Nuove sfide pastorali
– Formare, istituire e inviare équipe di esploratori del territorio e missionari itineranti, composti da operatori pastorali o per singoli settori pastorali, valorizzando diaconi, catechisti e aggregazioni ecclesiali laiche.
– Annunciare e celebrare la Parola con forme e modalità rinnovate, adattando gli orari alle esigenze familiari e lavorative delle persone: centro di ascolto, liturgia della Parola, veglia, lectio divina, catechesi per gli adulti, preparazione dei giovani alla Cresima a livello zonale, itinerari di preparazione alla vita coniugale e familiare, evangelizzazione di strada e della notte, peregrinatio, missione al popolo, mostre e rappresentazioni sacre…
– Ripensare l’organizzazione delle feste patronali e di tutta la pietà popolare, con l’inserimento della voce “povertà”;
– Rilanciare in ogni parrocchia l’oratorio e la pastorale del tempo libero, dello sport, del pellegrinaggio.
– Avviare gradualmente la pastorale della carità , con iniziative di accoglienza e di integrazione degli stranieri, attività di accompagnamento delle famiglie con minori e, più in generale, in difesa della vita dal periodo pre-natale allo stadio terminale (valorizzare la Giornata per la vita).
– Mettersi in rete con le altre realtà del territorio; lì dove non ci sia una rete dei servizi, farsene promotori, incoraggiando gli enti pubblici ed eventualmente le comunità di altre confessioni religiose a coinvolgersi.
– Potenziare la riflessione sulla Dottrina sociale della Chiesa e sulla cittadinanza attiva: scuola/corsi di formazione per l’impegno socio-politico dei cattolici
– Educare al discernimento comunitario.
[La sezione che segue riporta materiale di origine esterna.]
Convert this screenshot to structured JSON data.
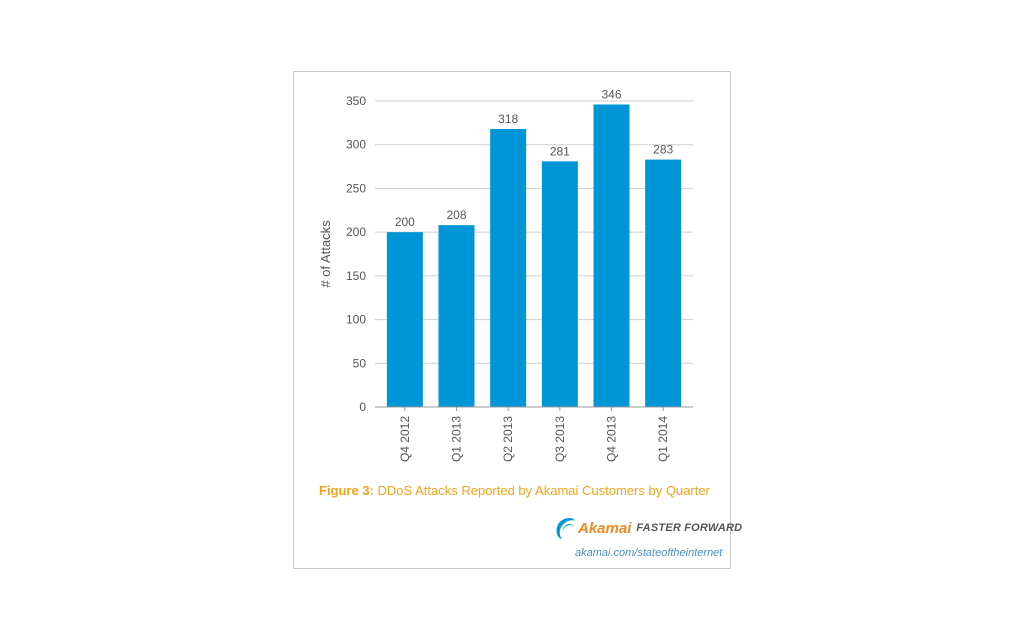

Rilanciare a tutti i livelli (parrocchiale, zonale, diocesano) gli organismi di partecipazione; soprattutto, istituire in ogni parrocchia il Consiglio pastorale parrocchiale e il Consiglio per gli Affari economici.
– Curare la pastorale unitaria e integrata: sperimentare forme di collaborazione pastorale interparrocchiale e zonale, mantenere aperta la possibilità di istituire le Unità pastorali e di praticare forme di vita comune tra sacerdoti.